La inutilidad de la experiencia

“Por supuesto que lo que ha hecho el Putin no tiene perdón, y cualquier decisión que vaya dirigida a convertirle a él y su gobierno en parias (...)”.

EL UNIVERSAL

26 de febrero de 2022 12:00 AM

Si se quiere tomar algún caso concreto para demostrar que la edad y la experiencia sirven poco cuando se sobreponen los intereses y ambiciones personales o de grupo, la errática y mortal movida de Putin sobre Ucrania es prueba perfecta.

¿Puede haber algo más retro, pasado de moda o cavernario que decidir, sin una causa justa, unilateralmente, invadir una nación libre y soberana, aún a costa del sacrificio de vidas y de la estabilidad de la nación propia? ¿Se espera de un hombre de 69 años obrar con tal obcecación, que pase por encima del daño que le causa a su pueblo y al mundo entero, que no acaba de salir de la pandemia, en medio de una debilidad económica, que acusa a nivel global una afectación directa a millones de familias por causa de la inflación que no se detiene?
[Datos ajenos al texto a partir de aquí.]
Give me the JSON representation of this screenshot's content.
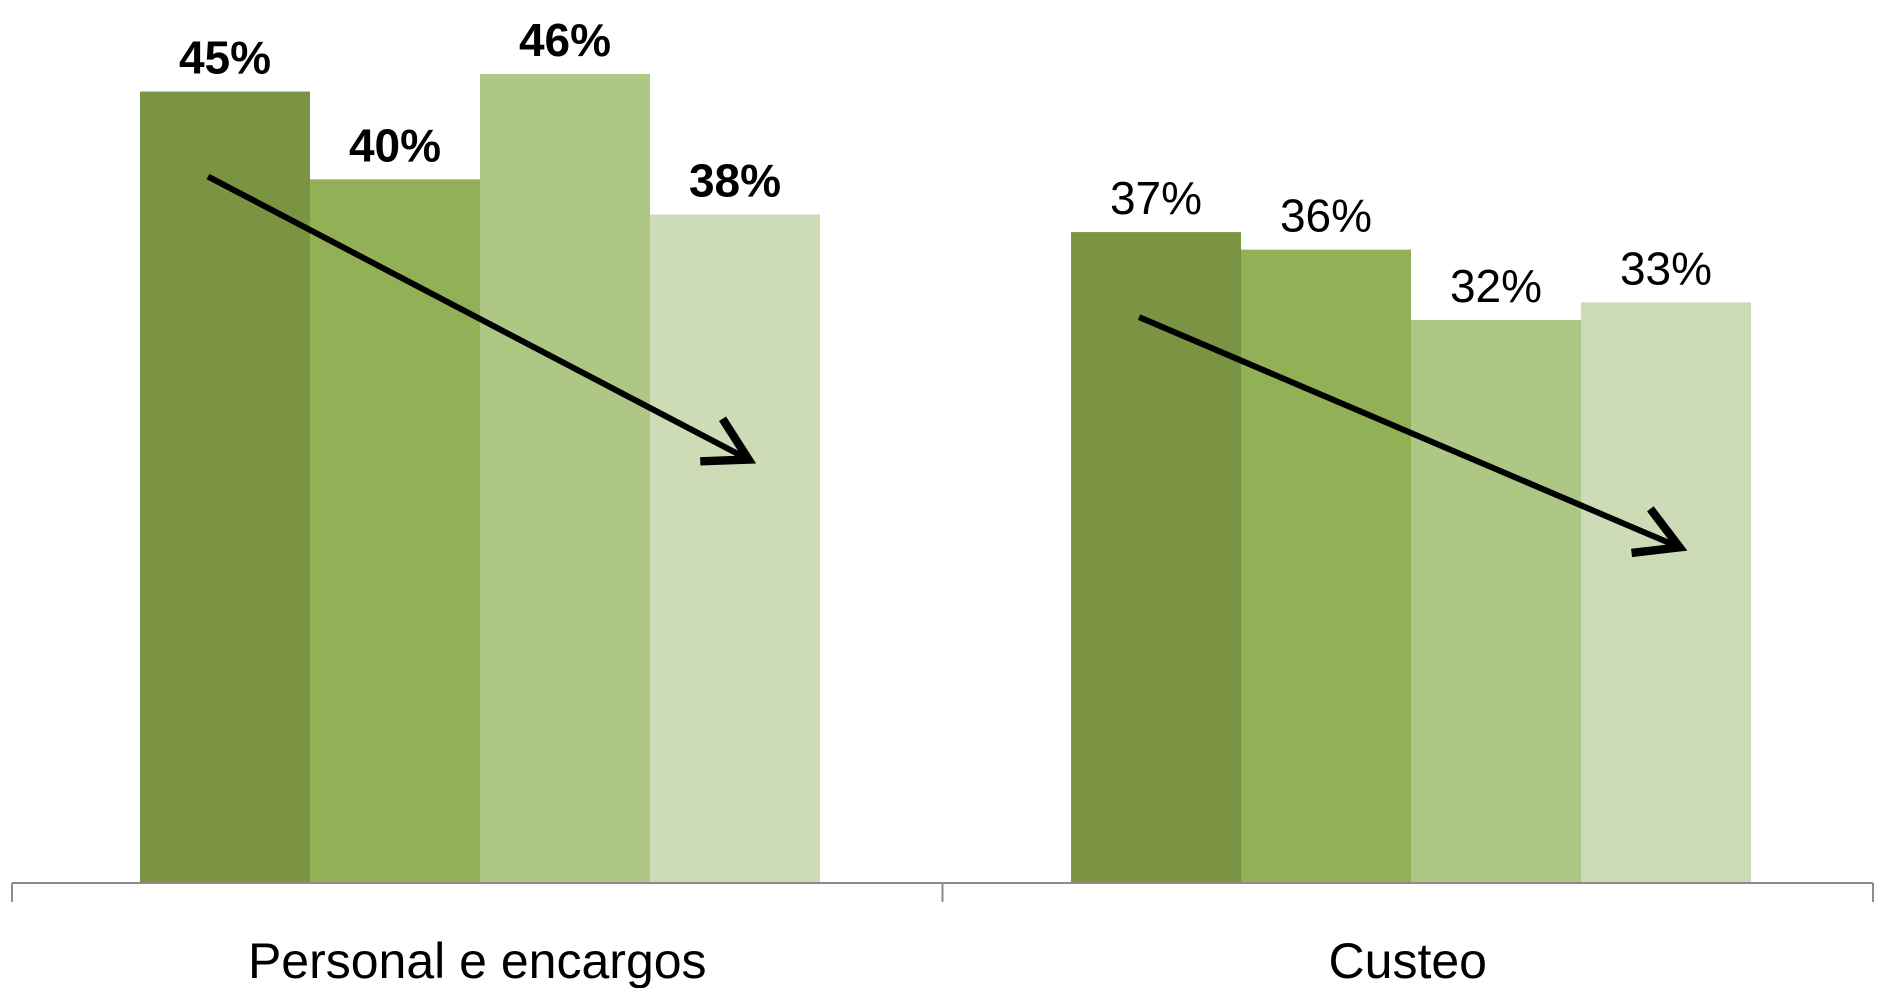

Por supuesto que lo que ha hecho el Putin no tiene perdón, y cualquier decisión que vaya dirigida a convertirle a él y su gobierno en parias mundiales será poca. ¿Cómo explicarles a los jóvenes que, por detener el avance de la OTAN en territorios que conformaron alguna vez la URSS, se puede exponer a todo un planeta a semejantes padecimientos e, incluso, a una conflagración que someta a Europa a revivir escenas dantescas que se creían sepultadas?

Pero a Occidente, empezando por su viejo líder, EE. UU., también le cabe una cuota grande de responsabilidad. Los miramientos a Rusia como una potencia venida a menos, el desprecio o desconocimiento por su cultura y sus raíces, la complicidad en la permisión de las ingentes inversiones de megamillonarios rusos en las economías europeas y norteamericanas a sabiendas de sus orígenes non sanctos, y la pasividad frente a las violaciones a los derechos y libertades de periodistas, opositores, líderes sociales y minorías étnicas, no hizo sino alimentar la expansión de un poderío que, aunque sin autoridad moral, ha venido reclamando un nuevo sitial en el escenario mundial.

Brindar ayuda a Ucrania es el bien moral que se impone. La lección debe ser que ninguna nación tiene derecho a doblegar a otra, soberana, por causas históricas que hablan de otros tiempos de grandeza territorial que ya no se justifican. Las alianzas, basadas en el respeto mutuo y en la construcción de sociedades colaborativas, singularmente cuando están atadas, como ocurre con los eslavos, por raíces que comparten orígenes comunes, es lo correcto.

Las duras sanciones anunciadas por Joe Biden, secundadas por sus pares europeos, que pueden ir aún más allá, son la respuesta apropiada a la invasión en curso. Nada puede dolerles más a Putin y sus amigos que desdibujarse económicamente y recibir golpes en la economía de sus propios bolsillos. Pensar en que se recobre el orden a punta de armas y fuego es absurdo. Debe evitarse una nueva guerra en Europa.

Persistencia en la profundización de las medidas sancionatorias es el más conveniente de los caminos.